Вагранов замигал, молча рассуждая сам с собой.
– А про Павлова знаешь? – спросил Егорушка совсем серьезно, с чуть скрываемым презрением к Вагранову за его ротозейство.
– Ну-ну?
– Вчера к мастеру пришел; гыт, я не ручаюсь за себя.
Вагранов съежился и схватился за голову, ужасаясь несущихся событий.
– Да я, гыт, не ручаюсь: или Вавилов, или я в завод, а то, гыт, вилами по Вавиле…
– А мастер?
– А мастер мягко обошел, гыт, я вас не тесню, а и Вавилова обижать не хочу. Павлов не говоря хороших слов: «Пиши расчет»…
– Дела… Надо столковаться, – заговорил Вагранов с Егорушкой, позабыв, что тот совсем мальчик.
– Егорка, ухарь!.. – окликнули в стороне.
– Чего, смиренный?..
– Твой начальник-то нацарапал сегодня в газете.
– Насчет клею?
Образовалась кучка. В газете было напечатано:
«Во время стачки у меня подошли такие скверные обстоятельства, что и рассказать о них невозможно. Они меня вынудили на позорный шаг, и я вместе с другими сломал стачку.
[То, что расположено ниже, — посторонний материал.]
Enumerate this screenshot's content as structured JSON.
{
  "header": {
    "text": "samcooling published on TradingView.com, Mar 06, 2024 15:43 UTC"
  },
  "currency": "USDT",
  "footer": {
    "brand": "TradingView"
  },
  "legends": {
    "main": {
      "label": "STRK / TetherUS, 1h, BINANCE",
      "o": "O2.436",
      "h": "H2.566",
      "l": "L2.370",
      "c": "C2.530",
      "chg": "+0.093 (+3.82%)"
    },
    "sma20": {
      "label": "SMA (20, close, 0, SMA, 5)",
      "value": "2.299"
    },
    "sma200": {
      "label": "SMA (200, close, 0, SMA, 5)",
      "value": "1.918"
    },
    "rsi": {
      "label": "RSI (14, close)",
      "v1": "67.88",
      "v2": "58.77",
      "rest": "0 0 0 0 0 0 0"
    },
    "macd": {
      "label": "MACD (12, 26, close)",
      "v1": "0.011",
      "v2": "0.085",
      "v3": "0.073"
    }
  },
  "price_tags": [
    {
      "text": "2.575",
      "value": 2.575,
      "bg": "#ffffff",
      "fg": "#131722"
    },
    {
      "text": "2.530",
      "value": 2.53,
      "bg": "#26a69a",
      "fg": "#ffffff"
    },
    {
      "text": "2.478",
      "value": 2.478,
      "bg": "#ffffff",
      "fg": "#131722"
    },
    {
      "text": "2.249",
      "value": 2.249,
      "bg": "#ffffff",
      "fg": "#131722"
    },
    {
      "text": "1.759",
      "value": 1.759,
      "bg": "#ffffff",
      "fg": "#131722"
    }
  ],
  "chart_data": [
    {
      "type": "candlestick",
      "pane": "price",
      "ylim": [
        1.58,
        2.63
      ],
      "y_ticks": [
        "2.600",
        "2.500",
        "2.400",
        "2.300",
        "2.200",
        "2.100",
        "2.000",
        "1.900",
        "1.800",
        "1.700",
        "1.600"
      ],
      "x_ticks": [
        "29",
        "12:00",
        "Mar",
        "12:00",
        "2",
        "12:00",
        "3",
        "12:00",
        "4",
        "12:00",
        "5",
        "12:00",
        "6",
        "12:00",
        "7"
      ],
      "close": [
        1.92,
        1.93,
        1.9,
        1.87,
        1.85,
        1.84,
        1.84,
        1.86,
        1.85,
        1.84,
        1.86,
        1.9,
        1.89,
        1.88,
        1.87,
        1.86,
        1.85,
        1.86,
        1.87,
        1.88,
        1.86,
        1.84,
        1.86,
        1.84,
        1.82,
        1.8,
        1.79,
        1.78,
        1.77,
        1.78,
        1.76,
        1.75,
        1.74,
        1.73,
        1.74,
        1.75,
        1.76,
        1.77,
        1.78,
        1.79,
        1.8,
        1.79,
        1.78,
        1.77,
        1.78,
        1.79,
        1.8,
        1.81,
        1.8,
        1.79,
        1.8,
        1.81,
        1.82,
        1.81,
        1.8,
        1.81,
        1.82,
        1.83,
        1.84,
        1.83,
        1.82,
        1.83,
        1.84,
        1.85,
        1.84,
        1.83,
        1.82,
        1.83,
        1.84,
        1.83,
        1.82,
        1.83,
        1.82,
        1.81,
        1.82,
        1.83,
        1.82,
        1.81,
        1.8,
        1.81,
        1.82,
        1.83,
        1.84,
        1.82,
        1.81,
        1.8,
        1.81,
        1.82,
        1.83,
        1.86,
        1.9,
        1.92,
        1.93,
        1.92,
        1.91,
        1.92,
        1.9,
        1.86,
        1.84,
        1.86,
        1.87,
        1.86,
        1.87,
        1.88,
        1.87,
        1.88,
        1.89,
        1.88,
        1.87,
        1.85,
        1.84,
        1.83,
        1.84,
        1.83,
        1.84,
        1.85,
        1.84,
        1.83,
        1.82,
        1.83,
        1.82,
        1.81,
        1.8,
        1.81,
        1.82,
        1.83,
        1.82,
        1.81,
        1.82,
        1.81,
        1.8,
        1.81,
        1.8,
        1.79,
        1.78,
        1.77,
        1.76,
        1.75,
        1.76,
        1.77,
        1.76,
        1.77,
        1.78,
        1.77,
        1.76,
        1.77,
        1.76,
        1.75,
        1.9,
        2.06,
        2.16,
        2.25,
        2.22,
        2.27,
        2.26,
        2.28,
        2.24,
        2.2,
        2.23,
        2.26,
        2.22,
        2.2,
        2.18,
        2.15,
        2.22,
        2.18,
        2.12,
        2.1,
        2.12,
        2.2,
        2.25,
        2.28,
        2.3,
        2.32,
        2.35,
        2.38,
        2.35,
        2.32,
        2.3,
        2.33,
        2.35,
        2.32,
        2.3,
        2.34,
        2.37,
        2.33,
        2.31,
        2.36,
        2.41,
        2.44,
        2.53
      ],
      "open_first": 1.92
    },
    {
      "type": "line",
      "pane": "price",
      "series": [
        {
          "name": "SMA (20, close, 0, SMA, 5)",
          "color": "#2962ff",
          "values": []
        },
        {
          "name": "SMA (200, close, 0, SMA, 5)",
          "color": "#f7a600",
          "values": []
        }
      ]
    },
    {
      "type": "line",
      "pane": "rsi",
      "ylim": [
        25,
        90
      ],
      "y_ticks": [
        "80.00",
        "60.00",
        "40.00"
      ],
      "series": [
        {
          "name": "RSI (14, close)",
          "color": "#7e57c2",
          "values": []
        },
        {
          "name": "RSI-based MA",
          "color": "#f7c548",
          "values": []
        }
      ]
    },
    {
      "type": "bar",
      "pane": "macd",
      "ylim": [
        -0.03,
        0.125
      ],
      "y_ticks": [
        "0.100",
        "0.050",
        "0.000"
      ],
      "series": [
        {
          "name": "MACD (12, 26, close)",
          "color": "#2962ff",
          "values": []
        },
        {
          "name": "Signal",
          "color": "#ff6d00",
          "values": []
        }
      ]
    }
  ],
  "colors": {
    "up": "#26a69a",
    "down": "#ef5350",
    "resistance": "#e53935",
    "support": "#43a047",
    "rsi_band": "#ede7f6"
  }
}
Я теперь раскаиваюсь в этом поступке и прошу товарищей вновь принять меня в свою среду».
Читали всюду: у ворот, на дороге, на дворе.
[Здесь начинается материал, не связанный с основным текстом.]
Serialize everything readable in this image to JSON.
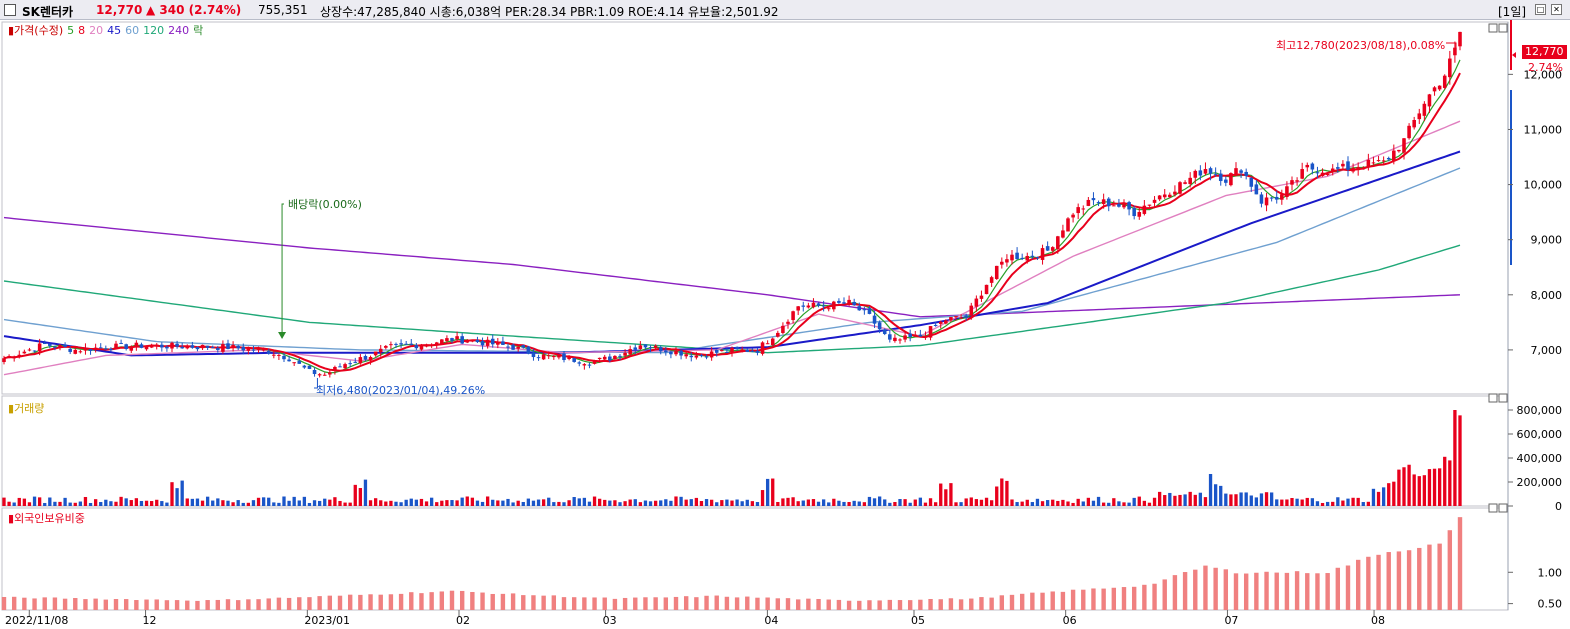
{
  "header": {
    "name": "SK렌터카",
    "price": "12,770",
    "change": "▲ 340 (2.74%)",
    "volume": "755,351",
    "info": "상장수:47,285,840 시총:6,038억 PER:28.34 PBR:1.09 ROE:4.14 유보율:2,501.92",
    "period": "[1일]",
    "colors": {
      "up": "#e8001c",
      "down": "#1a55c8"
    }
  },
  "price_panel": {
    "legend": [
      {
        "label": "가격(수정)",
        "color": "#c80000"
      },
      {
        "label": "5",
        "color": "#2aa02a"
      },
      {
        "label": "8",
        "color": "#e8001c"
      },
      {
        "label": "20",
        "color": "#e080c0"
      },
      {
        "label": "45",
        "color": "#1a1ac8"
      },
      {
        "label": "60",
        "color": "#6fa0d0"
      },
      {
        "label": "120",
        "color": "#20a878"
      },
      {
        "label": "240",
        "color": "#8a20c0"
      },
      {
        "label": "락",
        "color": "#2a8a2a"
      }
    ],
    "high_annotation": "최고12,780(2023/08/18),0.08%",
    "low_annotation": "최저6,480(2023/01/04),49.26%",
    "dividend_annotation": "배당락(0.00%)",
    "last_price_tag": "12,770",
    "last_change_tag": "2.74%"
  },
  "volume_panel": {
    "legend": "거래량"
  },
  "foreign_panel": {
    "legend": "외국인보유비중"
  },
  "chart_data": [
    {
      "type": "candlestick",
      "title": "가격(수정)",
      "x_start": "2022/11/03",
      "x_end": "2023/08/18",
      "x_ticks": [
        "2022/11/08",
        "12",
        "2023/01",
        "02",
        "03",
        "04",
        "05",
        "06",
        "07",
        "08"
      ],
      "y_ticks": [
        "7,000",
        "8,000",
        "9,000",
        "10,000",
        "11,000",
        "12,000"
      ],
      "ylim": [
        6200,
        12950
      ],
      "last_close": 12770,
      "high": {
        "value": 12780,
        "date": "2023/08/18"
      },
      "low": {
        "value": 6480,
        "date": "2023/01/04"
      },
      "close_anchors": [
        [
          0,
          6850
        ],
        [
          8,
          7100
        ],
        [
          14,
          7000
        ],
        [
          20,
          7050
        ],
        [
          28,
          7080
        ],
        [
          36,
          7060
        ],
        [
          44,
          7050
        ],
        [
          52,
          6980
        ],
        [
          56,
          6850
        ],
        [
          60,
          6600
        ],
        [
          63,
          6550
        ],
        [
          67,
          6750
        ],
        [
          72,
          6900
        ],
        [
          76,
          7050
        ],
        [
          82,
          7100
        ],
        [
          88,
          7200
        ],
        [
          93,
          7150
        ],
        [
          100,
          7050
        ],
        [
          105,
          6900
        ],
        [
          110,
          6850
        ],
        [
          115,
          6780
        ],
        [
          119,
          6850
        ],
        [
          125,
          7100
        ],
        [
          130,
          7000
        ],
        [
          136,
          6900
        ],
        [
          142,
          6980
        ],
        [
          148,
          7000
        ],
        [
          152,
          7350
        ],
        [
          156,
          7800
        ],
        [
          161,
          7800
        ],
        [
          166,
          7850
        ],
        [
          170,
          7600
        ],
        [
          174,
          7150
        ],
        [
          180,
          7250
        ],
        [
          185,
          7550
        ],
        [
          189,
          7600
        ],
        [
          193,
          8200
        ],
        [
          197,
          8700
        ],
        [
          201,
          8700
        ],
        [
          205,
          8800
        ],
        [
          210,
          9500
        ],
        [
          214,
          9700
        ],
        [
          218,
          9650
        ],
        [
          222,
          9500
        ],
        [
          227,
          9800
        ],
        [
          232,
          10050
        ],
        [
          236,
          10300
        ],
        [
          240,
          10100
        ],
        [
          243,
          10300
        ],
        [
          247,
          9700
        ],
        [
          251,
          9800
        ],
        [
          256,
          10300
        ],
        [
          261,
          10250
        ],
        [
          266,
          10350
        ],
        [
          271,
          10400
        ],
        [
          275,
          10800
        ],
        [
          279,
          11500
        ],
        [
          283,
          12000
        ],
        [
          285,
          12430
        ],
        [
          286,
          12770
        ]
      ],
      "moving_averages": [
        {
          "name": "240",
          "points": [
            [
              0,
              9400
            ],
            [
              60,
              8850
            ],
            [
              100,
              8550
            ],
            [
              150,
              8000
            ],
            [
              180,
              7600
            ],
            [
              286,
              8000
            ]
          ]
        },
        {
          "name": "120",
          "points": [
            [
              0,
              8250
            ],
            [
              60,
              7500
            ],
            [
              100,
              7250
            ],
            [
              150,
              6950
            ],
            [
              180,
              7080
            ],
            [
              240,
              7850
            ],
            [
              270,
              8450
            ],
            [
              286,
              8900
            ]
          ]
        },
        {
          "name": "60",
          "points": [
            [
              0,
              7550
            ],
            [
              30,
              7150
            ],
            [
              70,
              7000
            ],
            [
              130,
              6950
            ],
            [
              170,
              7500
            ],
            [
              200,
              7700
            ],
            [
              250,
              8950
            ],
            [
              286,
              10300
            ]
          ]
        },
        {
          "name": "45",
          "points": [
            [
              0,
              7250
            ],
            [
              25,
              6900
            ],
            [
              55,
              6950
            ],
            [
              110,
              6950
            ],
            [
              150,
              7050
            ],
            [
              180,
              7450
            ],
            [
              205,
              7850
            ],
            [
              245,
              9300
            ],
            [
              286,
              10600
            ]
          ]
        },
        {
          "name": "20",
          "points": [
            [
              0,
              6550
            ],
            [
              20,
              6900
            ],
            [
              50,
              7000
            ],
            [
              70,
              6800
            ],
            [
              90,
              7100
            ],
            [
              110,
              6950
            ],
            [
              140,
              7000
            ],
            [
              160,
              7650
            ],
            [
              180,
              7250
            ],
            [
              210,
              8700
            ],
            [
              240,
              9800
            ],
            [
              260,
              10150
            ],
            [
              286,
              11150
            ]
          ]
        }
      ],
      "dividend_date": "2022/12/28"
    },
    {
      "type": "bar",
      "title": "거래량",
      "y_ticks": [
        "0",
        "200,000",
        "400,000",
        "600,000",
        "800,000"
      ],
      "ylim": [
        0,
        850000
      ],
      "last_values": [
        410000,
        380000,
        800000,
        755351
      ]
    },
    {
      "type": "bar",
      "title": "외국인보유비중",
      "y_ticks": [
        "0.50",
        "1.00"
      ],
      "ylim": [
        0.43,
        1.93
      ],
      "anchors": [
        [
          0,
          0.6
        ],
        [
          40,
          0.55
        ],
        [
          58,
          0.6
        ],
        [
          88,
          0.7
        ],
        [
          100,
          0.65
        ],
        [
          120,
          0.58
        ],
        [
          140,
          0.62
        ],
        [
          165,
          0.55
        ],
        [
          190,
          0.58
        ],
        [
          200,
          0.65
        ],
        [
          225,
          0.8
        ],
        [
          236,
          1.1
        ],
        [
          242,
          1.0
        ],
        [
          260,
          1.0
        ],
        [
          270,
          1.3
        ],
        [
          282,
          1.45
        ],
        [
          286,
          1.85
        ]
      ]
    }
  ]
}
Трудно сказать, сложилось ли у кого-либо из товарищей мнение по поводу этого выступления Вавилова: рождались намерения, догадки, но не более этого.
Все спешили на завод.
В нашем отделении было больше народу, чем в других. Шумели.
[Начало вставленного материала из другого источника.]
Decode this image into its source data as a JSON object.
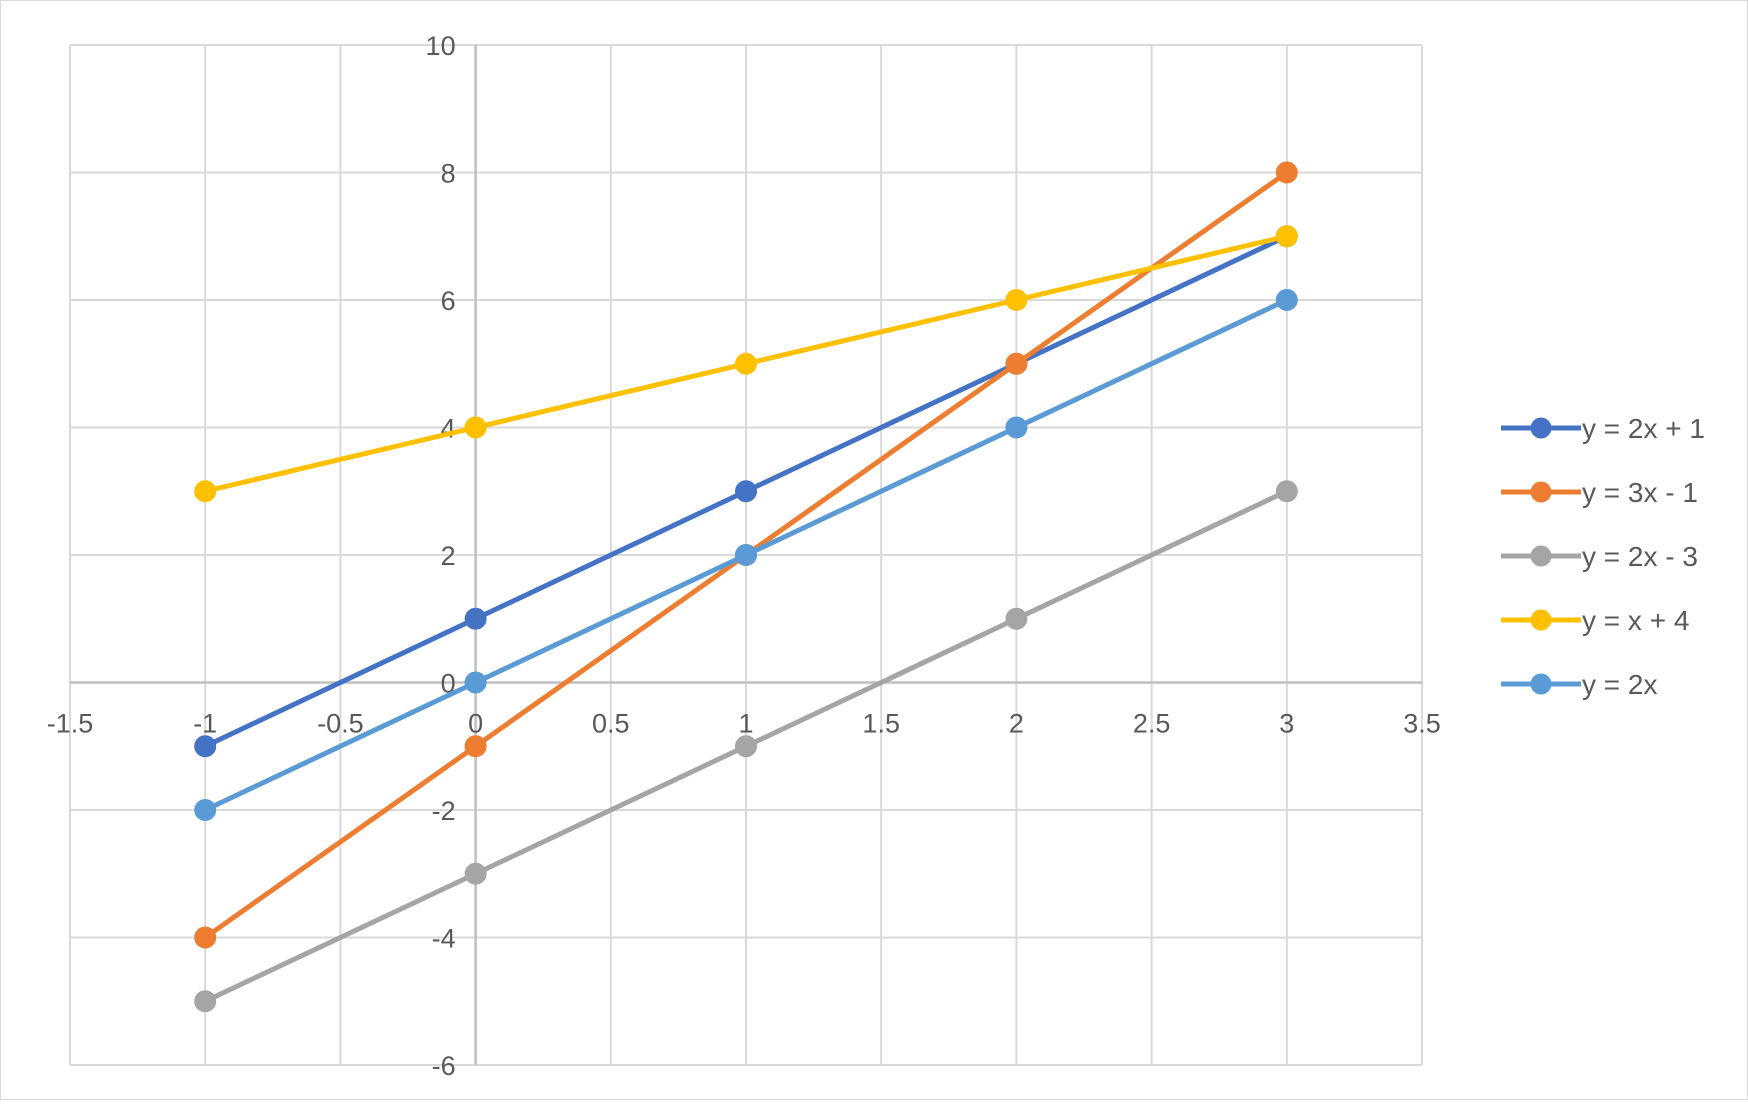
{
  "chart_data": {
    "type": "scatter",
    "title": "",
    "xlabel": "",
    "ylabel": "",
    "xlim": [
      -1.5,
      3.5
    ],
    "ylim": [
      -6,
      10
    ],
    "x_ticks": [
      "-1.5",
      "-1",
      "-0.5",
      "0",
      "0.5",
      "1",
      "1.5",
      "2",
      "2.5",
      "3",
      "3.5"
    ],
    "y_ticks": [
      "-6",
      "-4",
      "-2",
      "0",
      "2",
      "4",
      "6",
      "8",
      "10"
    ],
    "grid": true,
    "legend_position": "right",
    "lines_and_markers": true,
    "x": [
      -1,
      0,
      1,
      2,
      3
    ],
    "series": [
      {
        "name": "y = 2x + 1",
        "color": "#4472c4",
        "values": [
          -1,
          1,
          3,
          5,
          7
        ]
      },
      {
        "name": "y = 3x - 1",
        "color": "#ed7d31",
        "values": [
          -4,
          -1,
          2,
          5,
          8
        ]
      },
      {
        "name": "y = 2x - 3",
        "color": "#a5a5a5",
        "values": [
          -5,
          -3,
          -1,
          1,
          3
        ]
      },
      {
        "name": "y = x + 4",
        "color": "#ffc000",
        "values": [
          3,
          4,
          5,
          6,
          7
        ]
      },
      {
        "name": "y = 2x",
        "color": "#5b9bd5",
        "values": [
          -2,
          0,
          2,
          4,
          6
        ]
      }
    ]
  }
}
Крик слышался и от штрейкбрехеров. Особенно среди них выделялся злорадный голос:
– Опять сойдутся: люди свои.
Вавилова еще не было.
Но на ящике уже лежала газета с его заметкой.
Мы подошли. Внизу заметки карандашом было написано:
Шалишь-мамонишь,На грех наводишь!..
Блеск глаз Егорушки сразу выдавал автора.
– Все-таки надо прсерьезнее разобраться, – начал Вагранов.
– А по-моему, что написано, это – самое серьезное, – ответил ему Петров.
– Да… А по-моему, так вы его просто травите. Человек покаялся, унизился – так мало?
– Во время забастовки шестеро каялись, а потом опять пошли на завод.
– Да разве с Вавиловым можно равнять?
– Вот именно, я не равняю. Стало быть, писулькой не отделаешься.
Вагранова уже взорвало.
– Я спрашиваю: есть у вас душа?
Загудел гудок, оборвался разговор.
Пришел Вавилов. Он прочел надпись, скомкал газету и начал работать.
Губы его дрожали, но он хотел казаться невозмутимым.
Послушать бы наши души в то время…
Страдание человека действовало на нас.
Но протянуть ему руку было страшно. После минутного раздумья нами овладела стихийная беспощадная месть к этому человеку, который так донял нас во время стачки. Кажется, вот-вот подходит к горлу рыдание за него, за бывшего друга, преданного товарища, – не утерпишь и обратишься к соседу: да не довольно ли, наконец? Но вдруг у кого-либо прорвется крик возмущения предательством, и он снимет, победит все: и сострадание, и участие, и душевные муки – все, все.
Вдали показался мастер с новым токарем Назаровым, принятым на место Павлова. Назаров был свой.
Назаров знал о Вавилове.
Вавилов подошел к станку и, не здороваясь с Назаровым, поджимал последние болты. Он отошел с таким видом, что можно было понять: станок готов.
Назаров начал работать.
– Господин Вавилов… – крикнул вошедший фрезеровщик.
– Да? – взволнованно спросил Вавилов.
– Вот ваши пятьдесят копеек.
– Это откуда?
– А вы подписывали на бастующих эриксонцев.
– Так что же?
– Постановили от вас не брать…
Это было сказано просто, коротко и деловито, как на суде.
У Вавилова тряслись руки, в которых он сжимал свои пятьдесят копеек.
С минуты на минуту он ждал новых ударов. Инструмент валился из рук.
«Куда бы уйти, – думал он, – и побыть в полном одиночестве и молчании хоть полчаса. Только бы не здесь, под постоянными выстрелами насмешек, обид. В отхожем месте? Но там уже, вероятно, появились на стенах едкие надписи, а кто-нибудь из молодежи состряпал и читает новые стихи про меня».
Он взял первый попавшийся чертеж, положил его на ящик и, облокотясь на него, делал вид, что рассматривает его, а сам весь ушел в свою тоску, черную думу, весь застыл в своем ужасе одиночества.